Interview with Kenneth Minkoff, MD
Athealth.com: Is there work available that describes how these dual diagnosis enhanced programs or similar resources work?
Dr. Minkoff: A number of textbooks and workbooks describe the process of working with the mental health and addictions components. Of note is a forth-coming work by Rhonda McKillup from Spokane, Washington. Hazelden has published a several workbooks; and Dennis Daley from Pittsburgh has written materials on developing group interventions for people with mental illness.
Beyond that, there are two well known 12-step programs for people with dual disorders, in addition to generic 12-step treatment. These are Dual Recovery Anonymous--which is
associated with Tim Hamilton --and Double Trouble in Recovery which is associated with Howie Vogel and the Mental Health Empowerment Project out of the New York State Office of Mental Health.
Also, there is a recent update of a book called Dual Diagnosis: Counseling the Mentally Ill Substance Abuser, by Kattier Evans and J. Michael Sullivan, which provides information on the application or modification of dual diagnosis counseling interventions in addiction treatment episodes of care (outpatient, intensive outpatient, day treatment, residential) for people with various kinds of mental illnesses.
Athealth.com: How would you describe the most essential clinical strategies to employ when working with this population?
Dr. Minkoff: - Establish a continuous therapeutic relationship.
- Determine how to balance what the person needs in terms of case management and care with a level of expectation and contracting that can help the person bear some of the consequences of their substance use in a way that fosters change and is supported by the therapeutic relationship.
- Continue the model of integrated dual primary treatment or treat the mental illness in an appropriate way and continue to focus appropriately on the substance use disorder.
- Adopt stage or phase specific treatments. Treatment and interventions should not only be diagnosis specific, but they should also be stage or phase specific. For example, if people are pre-motivational about changing their substance use, then do pre-motivational interventions, not active treatment interventions, to move them along the stages of change
- Within a managed care system, match the interventions to the most appropriate level of care. Most of the time treatment takes place in on-going treatment community-based settings where providers use episodes of care judiciously, when people actually need and can benefit from them.

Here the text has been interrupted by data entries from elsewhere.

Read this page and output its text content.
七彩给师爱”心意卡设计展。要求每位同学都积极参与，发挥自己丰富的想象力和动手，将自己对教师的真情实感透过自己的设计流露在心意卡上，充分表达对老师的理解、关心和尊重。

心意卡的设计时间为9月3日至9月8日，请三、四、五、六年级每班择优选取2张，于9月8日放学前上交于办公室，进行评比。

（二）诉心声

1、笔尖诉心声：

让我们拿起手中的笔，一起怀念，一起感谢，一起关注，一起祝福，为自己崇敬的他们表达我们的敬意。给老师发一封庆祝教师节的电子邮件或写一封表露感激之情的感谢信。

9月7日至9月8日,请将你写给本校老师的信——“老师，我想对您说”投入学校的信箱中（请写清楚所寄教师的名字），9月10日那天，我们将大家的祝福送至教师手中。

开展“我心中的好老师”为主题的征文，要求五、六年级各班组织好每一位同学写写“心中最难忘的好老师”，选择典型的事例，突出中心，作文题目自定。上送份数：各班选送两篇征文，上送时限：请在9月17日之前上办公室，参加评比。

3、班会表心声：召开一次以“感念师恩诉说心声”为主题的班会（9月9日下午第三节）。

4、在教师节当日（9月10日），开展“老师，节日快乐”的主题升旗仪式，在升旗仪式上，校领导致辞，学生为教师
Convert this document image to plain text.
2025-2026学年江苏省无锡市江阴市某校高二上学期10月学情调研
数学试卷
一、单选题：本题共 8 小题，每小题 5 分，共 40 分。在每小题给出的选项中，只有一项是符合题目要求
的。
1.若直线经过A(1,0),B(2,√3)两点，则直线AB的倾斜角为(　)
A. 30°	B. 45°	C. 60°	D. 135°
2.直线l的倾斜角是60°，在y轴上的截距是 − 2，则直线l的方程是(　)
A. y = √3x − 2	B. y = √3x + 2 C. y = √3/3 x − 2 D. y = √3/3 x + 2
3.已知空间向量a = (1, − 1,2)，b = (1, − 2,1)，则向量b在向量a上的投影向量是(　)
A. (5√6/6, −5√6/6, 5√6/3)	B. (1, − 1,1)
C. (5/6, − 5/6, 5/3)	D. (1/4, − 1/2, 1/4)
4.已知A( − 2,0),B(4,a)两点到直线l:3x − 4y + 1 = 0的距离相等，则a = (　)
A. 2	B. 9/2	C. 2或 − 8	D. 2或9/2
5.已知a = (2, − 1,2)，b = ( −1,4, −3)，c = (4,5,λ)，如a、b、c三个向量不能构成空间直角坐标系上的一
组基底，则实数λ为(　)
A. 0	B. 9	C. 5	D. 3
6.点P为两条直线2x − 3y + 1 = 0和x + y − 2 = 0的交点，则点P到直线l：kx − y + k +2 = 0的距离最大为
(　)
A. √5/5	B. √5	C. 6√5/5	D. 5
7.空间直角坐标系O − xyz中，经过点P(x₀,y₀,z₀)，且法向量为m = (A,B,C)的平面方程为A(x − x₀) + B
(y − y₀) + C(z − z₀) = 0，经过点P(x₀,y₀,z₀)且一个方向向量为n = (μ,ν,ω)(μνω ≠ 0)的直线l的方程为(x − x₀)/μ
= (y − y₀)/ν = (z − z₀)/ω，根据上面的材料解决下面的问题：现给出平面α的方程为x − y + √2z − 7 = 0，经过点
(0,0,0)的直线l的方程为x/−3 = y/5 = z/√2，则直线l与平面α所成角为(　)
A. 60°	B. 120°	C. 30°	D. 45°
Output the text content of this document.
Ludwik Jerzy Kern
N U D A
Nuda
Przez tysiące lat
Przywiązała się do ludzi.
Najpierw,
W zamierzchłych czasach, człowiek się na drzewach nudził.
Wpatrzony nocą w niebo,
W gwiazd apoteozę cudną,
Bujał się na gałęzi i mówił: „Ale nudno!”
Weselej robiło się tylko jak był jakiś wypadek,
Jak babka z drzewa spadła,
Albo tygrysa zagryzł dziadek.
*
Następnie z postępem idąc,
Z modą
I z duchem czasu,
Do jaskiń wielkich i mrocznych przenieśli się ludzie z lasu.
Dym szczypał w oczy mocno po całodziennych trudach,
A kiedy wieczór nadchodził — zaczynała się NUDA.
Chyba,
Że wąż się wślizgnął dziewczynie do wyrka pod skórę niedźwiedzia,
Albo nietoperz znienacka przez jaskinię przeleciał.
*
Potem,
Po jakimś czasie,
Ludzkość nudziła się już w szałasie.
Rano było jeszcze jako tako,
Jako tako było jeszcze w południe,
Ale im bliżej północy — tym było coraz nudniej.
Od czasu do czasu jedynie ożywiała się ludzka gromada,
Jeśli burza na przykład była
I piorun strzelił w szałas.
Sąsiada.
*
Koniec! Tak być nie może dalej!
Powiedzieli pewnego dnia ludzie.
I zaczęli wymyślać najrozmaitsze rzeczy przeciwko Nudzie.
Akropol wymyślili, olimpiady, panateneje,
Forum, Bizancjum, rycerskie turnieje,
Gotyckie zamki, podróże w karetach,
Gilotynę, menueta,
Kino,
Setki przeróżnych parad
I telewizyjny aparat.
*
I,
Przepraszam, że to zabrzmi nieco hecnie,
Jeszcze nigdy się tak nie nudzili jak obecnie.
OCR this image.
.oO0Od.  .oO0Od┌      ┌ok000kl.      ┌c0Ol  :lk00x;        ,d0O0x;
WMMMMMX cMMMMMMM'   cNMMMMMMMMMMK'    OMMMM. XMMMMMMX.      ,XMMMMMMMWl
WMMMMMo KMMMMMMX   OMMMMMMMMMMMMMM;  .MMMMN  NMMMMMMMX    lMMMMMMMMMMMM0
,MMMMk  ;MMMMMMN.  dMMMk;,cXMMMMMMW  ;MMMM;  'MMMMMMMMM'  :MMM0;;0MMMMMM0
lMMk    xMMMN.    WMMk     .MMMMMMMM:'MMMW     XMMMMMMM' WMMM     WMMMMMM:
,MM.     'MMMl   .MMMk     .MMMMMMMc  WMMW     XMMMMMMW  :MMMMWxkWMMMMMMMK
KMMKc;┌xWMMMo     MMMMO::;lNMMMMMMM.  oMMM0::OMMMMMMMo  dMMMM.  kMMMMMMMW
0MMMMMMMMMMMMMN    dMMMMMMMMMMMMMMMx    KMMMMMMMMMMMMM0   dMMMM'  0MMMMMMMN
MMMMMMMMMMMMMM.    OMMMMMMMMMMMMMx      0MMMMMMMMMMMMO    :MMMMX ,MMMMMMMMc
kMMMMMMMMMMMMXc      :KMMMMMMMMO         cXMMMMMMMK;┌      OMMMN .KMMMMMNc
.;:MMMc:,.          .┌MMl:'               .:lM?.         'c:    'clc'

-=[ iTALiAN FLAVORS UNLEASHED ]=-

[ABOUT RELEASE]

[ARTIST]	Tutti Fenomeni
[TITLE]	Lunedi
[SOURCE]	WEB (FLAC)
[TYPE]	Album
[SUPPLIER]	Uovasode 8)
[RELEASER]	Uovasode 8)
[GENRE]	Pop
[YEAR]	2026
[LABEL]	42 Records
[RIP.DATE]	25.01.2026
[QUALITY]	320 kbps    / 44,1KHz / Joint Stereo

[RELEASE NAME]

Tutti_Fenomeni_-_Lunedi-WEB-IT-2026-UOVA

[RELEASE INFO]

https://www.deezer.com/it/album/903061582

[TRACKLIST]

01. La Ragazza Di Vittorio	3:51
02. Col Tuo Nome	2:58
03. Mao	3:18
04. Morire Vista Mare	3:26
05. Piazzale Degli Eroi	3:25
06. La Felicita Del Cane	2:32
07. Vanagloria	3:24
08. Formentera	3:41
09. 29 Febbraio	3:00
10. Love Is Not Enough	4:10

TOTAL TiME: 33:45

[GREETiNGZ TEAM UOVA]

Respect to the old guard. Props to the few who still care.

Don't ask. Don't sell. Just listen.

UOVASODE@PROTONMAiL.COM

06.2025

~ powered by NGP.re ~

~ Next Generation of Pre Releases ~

Athealth.com: Is treatment compliance more so an issue for patients with co-occurring disorders than those who are not dually diagnosed?
Dr. Minkoff: People tend to be non-adherent to treatment recommendations for both mental illness and substance use disorders . When people have both disorders, they are more likely to be non-adherent to one or both. Non-adherence to one tends to lead to non-adherence to the other.
Athealth.com: How do clinicians deal with this?
Dr. Minkoff: This is the essence of "you form a relationship" and you use principles of motivational enhancement and motivational interviewing to steadily work with people toward improved adherence. Non-compliance is normal. It is not something that they are doing to us. Rather, it is part of their continuing decision making process about what makes sense for them.
The clinician must explore with people how to make better decisions about continuing treatment.